Access to Services

An MA organization that offers an MA coordinated care plan may specify the networks of providers from whom enrollees may obtain services if the MA organization ensures that all covered services, including supplemental services contracted for by (or on behalf of) the Medicare enrollee, are available and accessible under the plan. To accomplish this, the MA organization must meet the following requirements:

  • Provider network. Maintain and monitor a network of appropriate providers that is supported by written agreements and is sufficient to provide adequate access to covered services to meet the needs of the population served. These providers are typically used in the network as PCPs, specialists, hospitals, skilled nursing facilities, home health agencies, ambulatory clinics and other providers. MA regional plans, upon CMS pre-approval, can use methods other than written agreements to establish that access requirements are met.
  • PCP panel. Establish a panel of PCPs from which the enrollee may select a PCP. If an MA organization requires its enrollees to obtain a referral in most situations before receiving services from a specialist, the MA organization must either assign a PCP for purposes of making the needed referral or make other arrangements to ensure access to medically necessary specialty care.
  • Specialty care. Provide or arrange for necessary specialty care, and in particular give women enrollees the option of direct access to a women’s health specialist within the network for women’s routine and preventive health care services provided as basic benefits. The MA organization arranges for specialty care outside of the plan provider network when network providers are unavailable or inadequate to meet an enrollee’s medical needs.
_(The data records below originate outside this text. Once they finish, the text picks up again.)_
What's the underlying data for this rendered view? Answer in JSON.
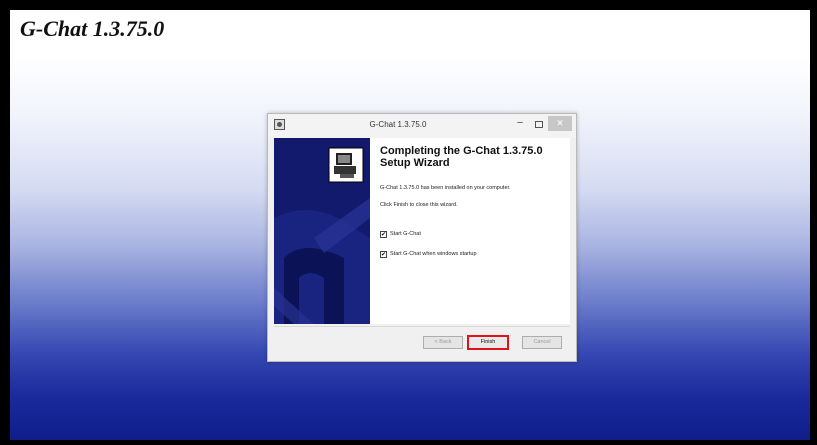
{
  "slide": {
    "title": "G-Chat 1.3.75.0"
  },
  "dialog": {
    "window_title": "G-Chat 1.3.75.0",
    "minimize_glyph": "–",
    "close_glyph": "✕",
    "heading_line1": "Completing the G-Chat 1.3.75.0",
    "heading_line2": "Setup Wizard",
    "installed_text": "G-Chat 1.3.75.0 has been installed on your computer.",
    "finish_hint": "Click Finish to close this wizard.",
    "checkboxes": [
      {
        "label": "Start G-Chat",
        "checked": true,
        "mark": "✔"
      },
      {
        "label": "Start G-Chat when windows startup",
        "checked": true,
        "mark": "✔"
      }
    ],
    "buttons": {
      "back": "< Back",
      "finish": "Finish",
      "cancel": "Cancel"
    },
    "highlight_color": "#e0121c",
    "banner_color": "#121a6e"
  }
}
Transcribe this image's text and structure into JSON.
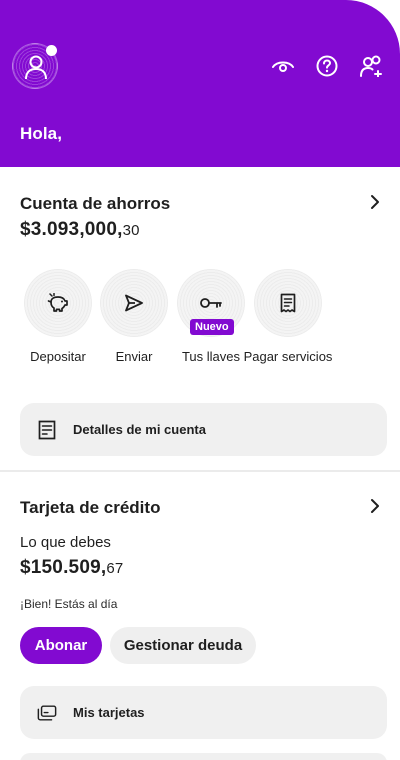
{
  "header": {
    "greeting": "Hola,",
    "icons": [
      "eye-icon",
      "help-icon",
      "invite-friends-icon"
    ]
  },
  "savings": {
    "title": "Cuenta de ahorros",
    "balance_main": "$3.093,000,",
    "balance_cents": "30",
    "actions": [
      {
        "label": "Depositar",
        "icon": "piggy-bank-icon"
      },
      {
        "label": "Enviar",
        "icon": "send-icon"
      },
      {
        "label": "Tus llaves",
        "icon": "key-icon",
        "badge": "Nuevo"
      },
      {
        "label": "Pagar servicios",
        "icon": "bill-icon"
      }
    ],
    "details_button": "Detalles de mi cuenta"
  },
  "credit": {
    "title": "Tarjeta de crédito",
    "owe_label": "Lo que debes",
    "balance_main": "$150.509,",
    "balance_cents": "67",
    "status": "¡Bien! Estás al día",
    "pay_button": "Abonar",
    "manage_button": "Gestionar deuda",
    "cards_button": "Mis tarjetas"
  },
  "colors": {
    "brand": "#820ad1",
    "surface": "#f0f0f0",
    "text": "#1f1f1f"
  }
}
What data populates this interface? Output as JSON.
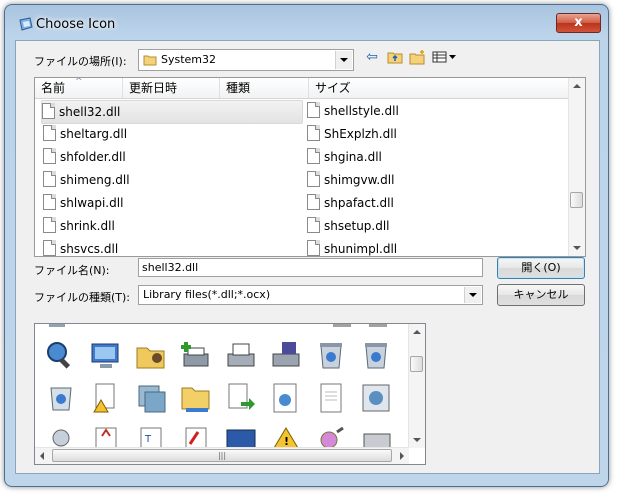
{
  "window": {
    "title": "Choose Icon",
    "close_glyph": "x"
  },
  "location": {
    "label": "ファイルの場所(I):",
    "value": "System32"
  },
  "columns": [
    "名前",
    "更新日時",
    "種類",
    "サイズ"
  ],
  "files_col1": [
    "shell32.dll",
    "sheltarg.dll",
    "shfolder.dll",
    "shimeng.dll",
    "shlwapi.dll",
    "shrink.dll",
    "shsvcs.dll"
  ],
  "files_col2": [
    "shellstyle.dll",
    "ShExplzh.dll",
    "shgina.dll",
    "shimgvw.dll",
    "shpafact.dll",
    "shsetup.dll",
    "shunimpl.dll"
  ],
  "selected_file": "shell32.dll",
  "filename": {
    "label": "ファイル名(N):",
    "value": "shell32.dll"
  },
  "filetype": {
    "label": "ファイルの種類(T):",
    "value": "Library files(*.dll;*.ocx)"
  },
  "buttons": {
    "open": "開く(O)",
    "cancel": "キャンセル"
  },
  "icons_grid": {
    "row1": [
      "search-icon",
      "monitor-gear-icon",
      "folder-user-icon",
      "network-printer-icon",
      "printer-icon",
      "fax-printer-icon",
      "recycle-bin-full-icon",
      "recycle-bin-icon"
    ],
    "row2": [
      "recycle-bin-icon",
      "warning-document-icon",
      "stacked-windows-icon",
      "folder-open-icon",
      "document-arrow-icon",
      "settings-document-icon",
      "blank-document-icon",
      "gear-window-icon"
    ],
    "row3": [
      "settings-icon",
      "pdf-document-icon",
      "text-document-icon",
      "acrobat-icon",
      "monitor-icon",
      "warning-icon",
      "cd-icon",
      "computer-icon"
    ]
  },
  "colors": {
    "title_bar": "#bcd4ea",
    "close_button": "#c94a33",
    "selection": "#e8e8e8"
  }
}
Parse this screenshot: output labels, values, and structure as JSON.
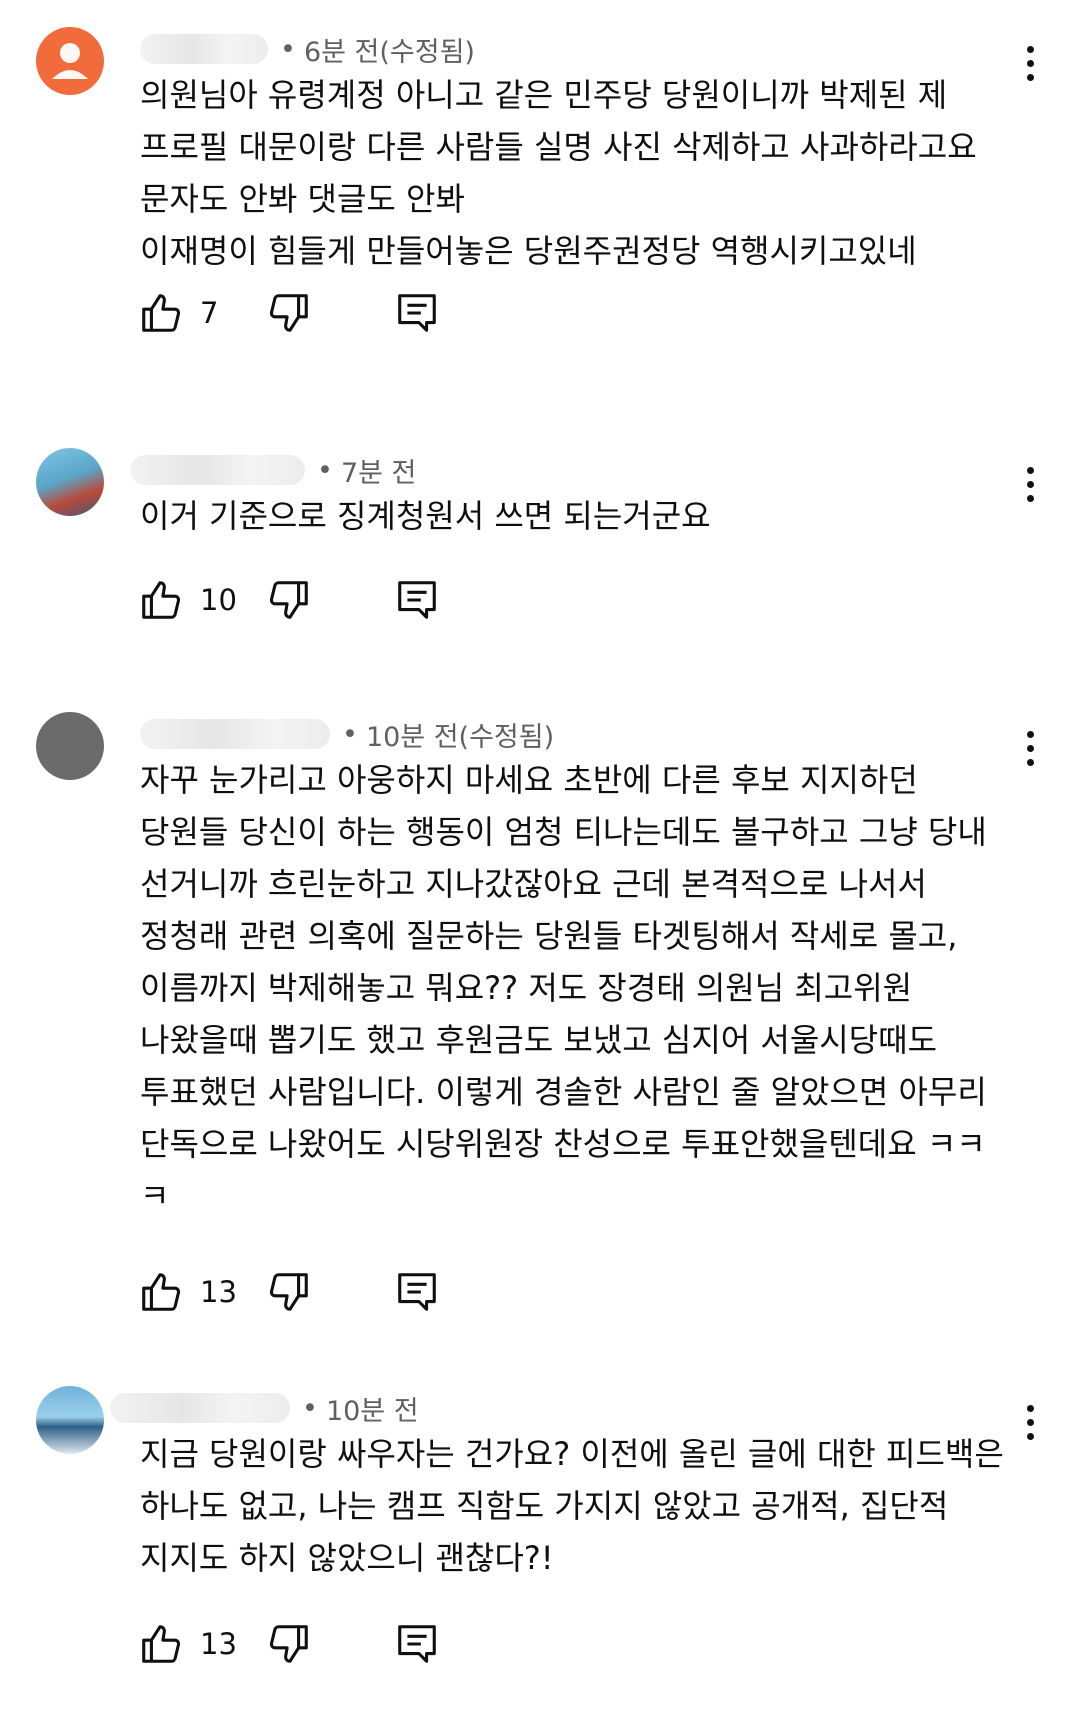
{
  "colors": {
    "avatar1": "#f26b3a",
    "avatar3": "#6b6b6b",
    "text": "#0f0f0f",
    "meta": "#606060"
  },
  "comments": [
    {
      "time": "6분 전(수정됨)",
      "text": "의원님아 유령계정 아니고 같은 민주당 당원이니까 박제된 제\n프로필 대문이랑 다른 사람들 실명 사진 삭제하고 사과하라고요\n문자도 안봐 댓글도 안봐\n이재명이 힘들게 만들어놓은 당원주권정당 역행시키고있네",
      "likes": "7"
    },
    {
      "time": "7분 전",
      "text": "이거 기준으로 징계청원서 쓰면 되는거군요",
      "likes": "10"
    },
    {
      "time": "10분 전(수정됨)",
      "text": "자꾸 눈가리고 아웅하지 마세요 초반에 다른 후보 지지하던\n당원들 당신이 하는 행동이 엄청 티나는데도 불구하고 그냥 당내\n선거니까 흐린눈하고 지나갔잖아요 근데 본격적으로 나서서\n정청래 관련 의혹에 질문하는 당원들 타겟팅해서 작세로 몰고,\n이름까지 박제해놓고 뭐요?? 저도 장경태 의원님 최고위원\n나왔을때 뽑기도 했고 후원금도 보냈고 심지어 서울시당때도\n투표했던 사람입니다. 이렇게 경솔한 사람인 줄 알았으면 아무리\n단독으로 나왔어도 시당위원장 찬성으로 투표안했을텐데요 ㅋㅋ\nㅋ",
      "likes": "13"
    },
    {
      "time": "10분 전",
      "text": "지금 당원이랑 싸우자는 건가요? 이전에 올린 글에 대한 피드백은\n하나도 없고, 나는 캠프 직함도 가지지 않았고 공개적, 집단적\n지지도 하지 않았으니 괜찮다?!",
      "likes": "13"
    }
  ],
  "icons": {
    "like": "thumbs-up-icon",
    "dislike": "thumbs-down-icon",
    "reply": "reply-icon",
    "more": "more-vert-icon"
  }
}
  • Service area expansion. If seeking a service area expansion for an MA plan, demonstrate that the number and type of providers available to plan enrollees are sufficient to meet projected needs of the population to be served.
  • Credentialed providers. Demonstrate to CMS that its providers in an MA plan are credentialed.
  • Hours of operation. Ensure that:
    • The hours of operation of its MA plan providers are convenient to the population served under the plan and do not discriminate against Medicare enrollees.
    • Plan services are available 24 hours a day, 7 days a week, when medically necessary.
  • Cultural considerations. Ensure that services are provided in a culturally competent manner to all enrollees, including those with limited English proficiency or reading skills, and diverse cultural and ethnic backgrounds.
  • Ambulance services, emergency and urgently needed services, and post-stabilization care services coverage. Provide coverage for ambulance services, emergency and urgently needed services, and post-stabilization care services.
  • Ensure that the MA organization and its provider network have the information required for effective and continuous patient care and quality review, including procedures to ensure that:
    • The MA organization makes a “best-effort” attempt to conduct an initial assessment of each enrollee’s health care needs, including following up on unsuccessful attempts to contact an enrollee, within 90 days of the effective date of enrollment.
    • Each provider, supplier and practitioner furnishing services to enrollees maintains an enrollee health record in accordance with standards established by the MA organization, taking into account professional standards.
    • There is appropriate and confidential exchange of information among provider network components.